S, Fransisca Theresia (2016) Pemodelan Kebutuhan Ruang Parkir pada Gedung Perbankan di Kota Medan. Other thesis, Universitas Sebelas Maret.

[img] PDF - Published Version
Download (1162Kb)

    Abstract

    Fransisca Theresia Sembiring, 2016, Pemodelan Kebutuhan Ruang Parkir Gedung Perbankan di Kota Medan. Skripsi, Jurusan Teknik Sipil Fakultas Teknik Universitas Sebelas Maret Surakarta. Pada umumnya kota-kota besar menjadi pusat kegiatan, baik industri, ekonomi dan pemerintahan. Populasi penduduk yang besar dan cenderung meningkat didukung dengan meningkatnya jumlah kendaraan maka permasalahan yang ditimbulkan juga semakin banyak. Permasalahan yang sering dihadapi kota-kota besar saat ini adalah masalah kemacetan dan pengendalian parkir yang tidak teratur. Hal yang sama juga terjadi di kota Medan.
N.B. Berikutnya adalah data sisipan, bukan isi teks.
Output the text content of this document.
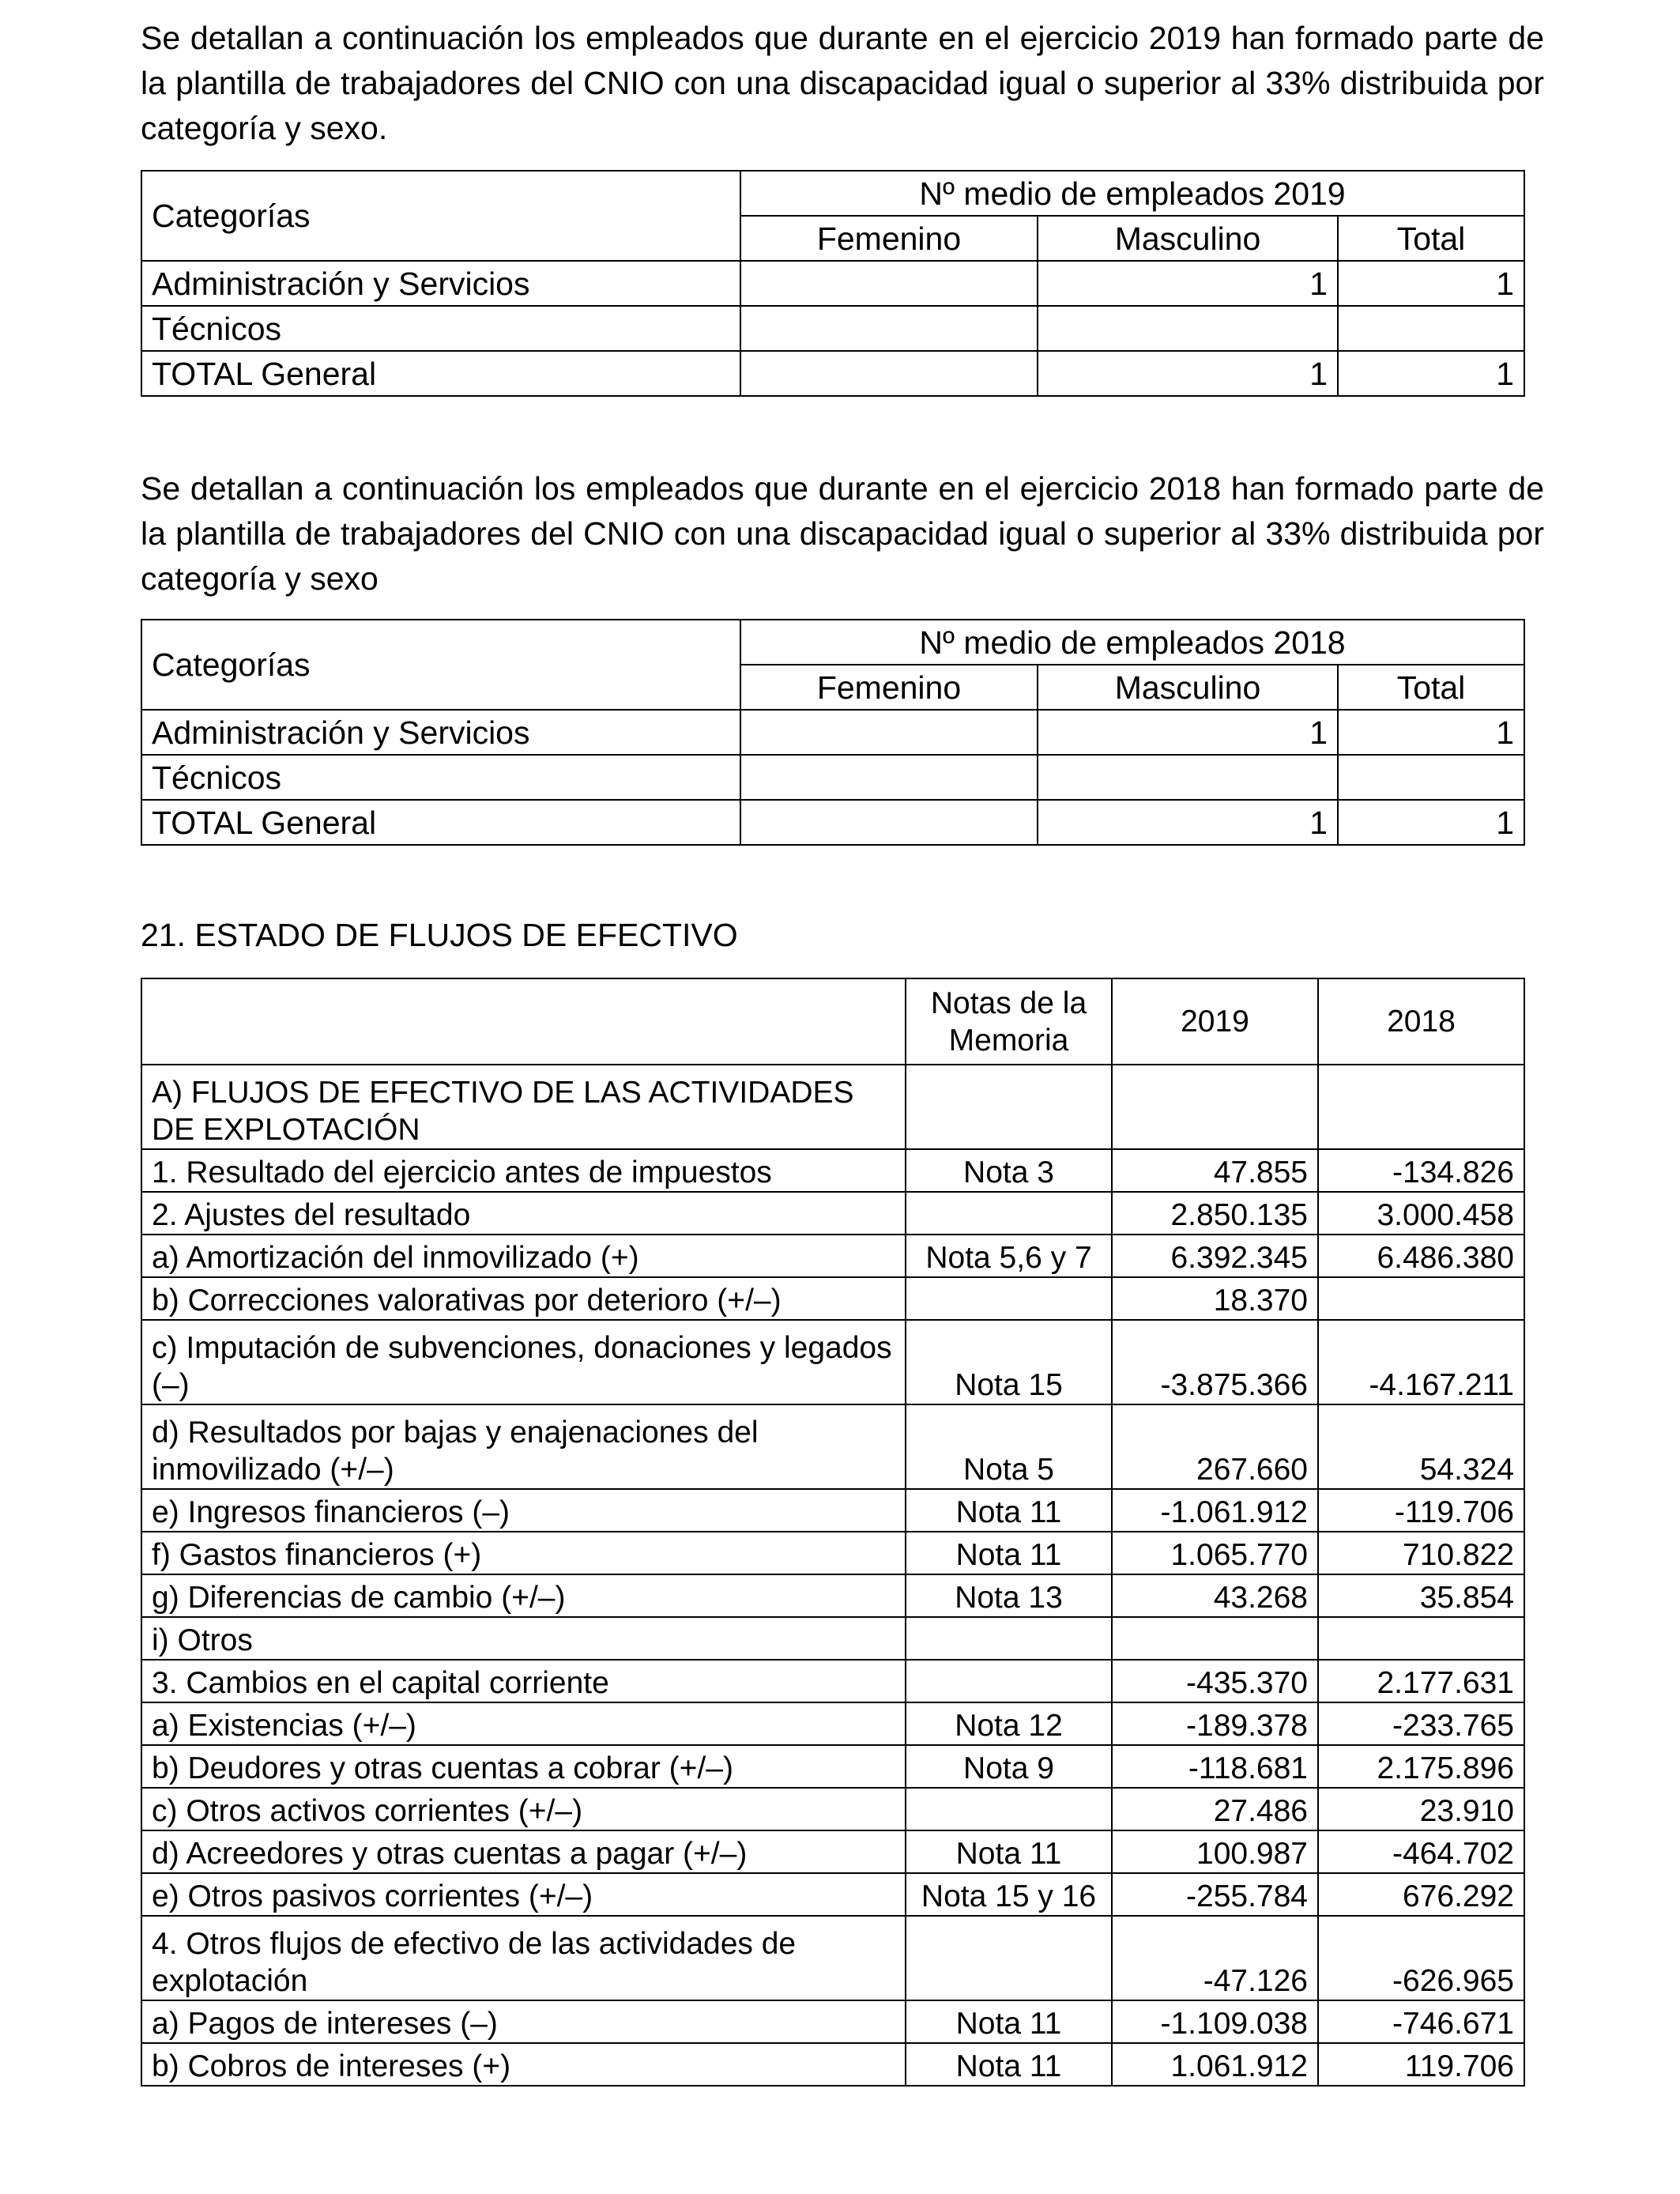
Se detallan a continuación los empleados que durante en el ejercicio 2019 han formado parte de la plantilla de trabajadores del CNIO con una discapacidad igual o superior al 33% distribuida por categoría y sexo.

Categorías	Nº medio de empleados 2019		
	Femenino	Masculino	Total
Administración y Servicios		1	1
Técnicos			
TOTAL General		1	1

Se detallan a continuación los empleados que durante en el ejercicio 2018 han formado parte de la plantilla de trabajadores del CNIO con una discapacidad igual o superior al 33% distribuida por categoría y sexo

Categorías	Nº medio de empleados 2018		
	Femenino	Masculino	Total
Administración y Servicios		1	1
Técnicos			
TOTAL General		1	1
21. ESTADO DE FLUJOS DE EFECTIVO
	Notas de la Memoria	2019	2018
A) FLUJOS DE EFECTIVO DE LAS ACTIVIDADES DE EXPLOTACIÓN			
1. Resultado del ejercicio antes de impuestos	Nota 3	47.855	-134.826
2. Ajustes del resultado		2.850.135	3.000.458
a) Amortización del inmovilizado (+)	Nota 5,6 y 7	6.392.345	6.486.380
b) Correcciones valorativas por deterioro (+/–)		18.370	
c) Imputación de subvenciones, donaciones y legados (–)	Nota 15	-3.875.366	-4.167.211
d) Resultados por bajas y enajenaciones del inmovilizado (+/–)	Nota 5	267.660	54.324
e) Ingresos financieros (–)	Nota 11	-1.061.912	-119.706
f) Gastos financieros (+)	Nota 11	1.065.770	710.822
g) Diferencias de cambio (+/–)	Nota 13	43.268	35.854
i) Otros			
3. Cambios en el capital corriente		-435.370	2.177.631
a) Existencias (+/–)	Nota 12	-189.378	-233.765
b) Deudores y otras cuentas a cobrar (+/–)	Nota 9	-118.681	2.175.896
c) Otros activos corrientes (+/–)		27.486	23.910
d) Acreedores y otras cuentas a pagar (+/–)	Nota 11	100.987	-464.702
e) Otros pasivos corrientes (+/–)	Nota 15 y 16	-255.784	676.292
4. Otros flujos de efectivo de las actividades de explotación		-47.126	-626.965
a) Pagos de intereses (–)	Nota 11	-1.109.038	-746.671
b) Cobros de intereses (+)	Nota 11	1.061.912	119.706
Kota Medan saat ini sedang berkembang pesat. Bank merupakan suatu pusat kegiatan yang banyak dikunjungi oleh masyarakat karena satu atau lain hal. Meningkatnya angka nasabah yang datang pada jam kerja bank sudah tentu membawa dampak meningkatnya kepemilikan kendaraan yang menyebabkan meningkatnya kebutuhan parkir. Menurut peraturan menteri perhubungan republik Indonesia Nomor PM 75 tahun 2015 bangunan fasilitas pelayanan umum, bank dengan ukuran minimal 500 m2 luas lantai bangunan wajib dilakukan Studi Analisis Dampak Lalu Lintas. Pemodelan kebutuhan parkir dapat menggambarkan kebutuhan parkir yang harus disediakan yang akan membantu pihak gedung perbankan memberikan fasilitas yang lebih baik. Oleh karena itu, tujuan dari penelitian ini adalah untuk mendapatkan model kebutuhan ruang parkir sepeda motor, dan mobil pada gedung perbankan di Kota Medan. Variabel yang digunakan dalam penelitian berupa akumulasi parkir maksimum mobil, dan akumulasi parkir maksimum sepeda motor sebagai variabel terikat (Y) yang didapatkan dari survei kendaraan dengan metode kordon survei. Sedangkan variabel bebas terdiri dari jumlah loket customer service (X1), jumlah loket teller (X2), luas bangunan (m2) (X3), dan jumlah karyawan (orang) (X4). Penelitian ini menggunakan analisis regresi dengan bantuan software SPSS dalam pembentukan model. Dari hasil analisis didapatkan model terbaik untuk mobil Y = 9,530 + 0,006 X3 + 0,027 X4 dengan R2 = 0,999, untuk sepeda motor Y = -1,208 + 0,018 X3 + 0,059 X4 dengan R2 = 0,998. Kedua model tersebut dipilih berdasarkan uji-uji signifikan, simultan, normalitas, linieritas, multikolinieritas. Sehingga dapat disimpulkan bahwa model memenuhi kriteria BLUE (Best, Linier, Unbiased, Estimator). Kata kunci: gedung perbankan, kebutuhan parkir mobil, kebutuhan parkir motor, pemodelan.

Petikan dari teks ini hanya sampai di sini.